Jean-Paul Betbeze : L’étude du FMI qui vient de sortir sur la polarisation des revenus aux Etats-Unis est importante mais, selon moi, partielle. Elle est importante dans la mesure où elle met l’accent sur la polarisation et non les écarts de revenus, ou les inégalités. Une distribution plus polarisée des revenus augmente la part des plus hauts revenus et aussi des plus bas, au détriment de ceux intermédiaires. On a pu parler de "disparition de la classe moyenne" ou, en anglais, de "hollowing out". Mais il faut faire attention à ces expressions extrêmes.

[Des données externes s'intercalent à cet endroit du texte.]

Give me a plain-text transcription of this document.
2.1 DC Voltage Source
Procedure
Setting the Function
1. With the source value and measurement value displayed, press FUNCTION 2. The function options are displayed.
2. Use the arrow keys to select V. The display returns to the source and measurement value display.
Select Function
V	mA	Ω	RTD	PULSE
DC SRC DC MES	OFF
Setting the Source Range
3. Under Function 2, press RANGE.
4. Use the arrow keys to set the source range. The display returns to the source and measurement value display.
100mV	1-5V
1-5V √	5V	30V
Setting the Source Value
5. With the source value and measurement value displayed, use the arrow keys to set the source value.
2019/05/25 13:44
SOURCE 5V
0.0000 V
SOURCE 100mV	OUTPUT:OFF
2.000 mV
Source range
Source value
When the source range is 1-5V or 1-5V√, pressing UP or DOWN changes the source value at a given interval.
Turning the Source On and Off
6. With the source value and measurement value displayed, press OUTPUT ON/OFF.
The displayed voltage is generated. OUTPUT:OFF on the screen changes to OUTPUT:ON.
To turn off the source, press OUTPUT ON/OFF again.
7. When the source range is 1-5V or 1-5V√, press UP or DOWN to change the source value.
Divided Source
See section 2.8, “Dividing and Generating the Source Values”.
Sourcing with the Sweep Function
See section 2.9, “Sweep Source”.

De fait, selon l’étude, la part des ménages ayant des revenus intermédiaires (entre 50% et 150% du revenu médian) est passée de 58% de leur nombre en 1970 à 47% en 2014. 9% des ménages ne sont donc plus dans la classe moyenne. Où sont-ils allés ? Pour la moitié d’entre eux, soit 4,5%, dans la catégorie des hauts revenus (plus de 150% du revenu médian). Ils ont donc "réussi". En revanche, la part des bas revenus (moins de 50% du revenu médian) est passée de 16% à 21,5%. Il y a donc eu dans la période récente, en liaison avec la crise de 2008, une montée des déclassements sociaux aux Etats-Unis. On retrouve d’ailleurs les effets de cette évolution sociale dans la campagne pour les élections présidentielles. Il n’est pas surprenant que cette évolution ait pesé sur la consommation des ménages, donc sur la croissance (mais tel n’est plus le cas).

Cependant, cette étude est partielle. En effet, cette polarisation ne vient pas nécessairement, en tout cas pas uniquement, de la globalisation, mais plutôt de la crise financière et des subprimes. Nombre de ménages, en effet, endettés pour leur maison, ont dû la revendre à perte et, au pire des cas, la voir saisie par leur banque. Leur patrimoine a évidemment chuté, donc leur consommation. Ajoutons les effets de la crise liés à l’évolution des technologies : certains salariés peu qualifiés ont été licenciés et n’ont pas encore trouvé de nouveau travail. Derrière le taux de chômage américain à 4,9%, il y a en effet une baisse de la population active. La politique monétaire de la Fed, en bonne part, prolonge ses taux bas pour réduire autant que possible ce sous-emploi.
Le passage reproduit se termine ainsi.